Thursday, January 24, 2019

Anonymous Corrections


TIME TO STRATEGY DEADLINE: 8 DAYS

An anonymous source within STRIDE contacted me early this morning to correct the record about strategy development. The source, who goes by the pseudonym “Sally” provided information that leads me to have high confidence in what I’m told.

First, the description of the Hope Chart on January 11 is fundamentally flawed. The chart depicts projected consumption of ecological resources and changes in available resources over time due to nonhuman (“external”) causes, most being self-sustaining natural feedbacks that affect global warming. According to Sally, crashing of our population is triggered when lessthan the amount of available resources is consumed, and speed of the crash is typically faster than the remaining drop in resources. The exact triggers and the crash trajectories are dependent on the conditions driving consumption such as societal regulation of population and how much people can each consume.
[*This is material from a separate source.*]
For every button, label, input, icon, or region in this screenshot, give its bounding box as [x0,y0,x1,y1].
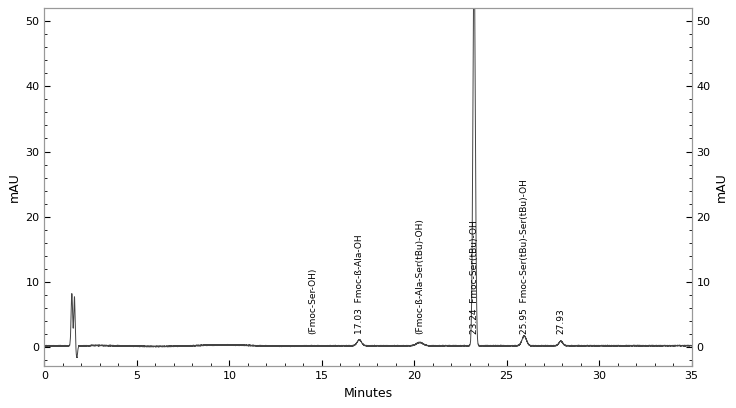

Sally provided an example based on the baseline strategy showing the consumption trajectory based on the baseline strategy and the mid-projection of external resource reduction if there is no modification of that reduction due to dropping consumption (such as enhanced absorption of carbon from the atmosphere and oceans).    


Second, it is misleading to describe the threat assessment as what was reported in the Global Emergency declaration. Sally emphasized that the threat, like the proposed responses, is intimately dependent on actions actually taken by people, members of other species, and non-living physical processes. “What people and other living creatures do is based on what they know and what they expect as well as their capabilities. Specifically, what a significant number of people know is significantly shaped by the information provided by their leaders with regard to the extinction threat. That information did not weight the worst-case possibilities enough to force an appropriate response. The worst of those possibilities, defined as the fastest-acting and most fatal of them, must be the basis of the response so the amount of time until extinction is maximized. A proper assessment would include that worst case, which projects business-as-usual extinction in 2033 instead of 2038.” 



Sally provided an example of the Hope Chart with a new worst-case for external resource reduction, which favored letting older people die without replacement and letting per-capita consumption decrease until 2040. There was still a possibility of opening resources for other species and avoiding extinction at least until the end of the century, but if that failed then humanity would be extinct by 2043.



Reality Check


The graphs are from the simulation, with a new projection (“Max.”) for the worst case in the last two graphs. Sally’s points likewise derive directly from the simulation; and illustrate the difference between what presenters and experts consider a meaningful amount of detail.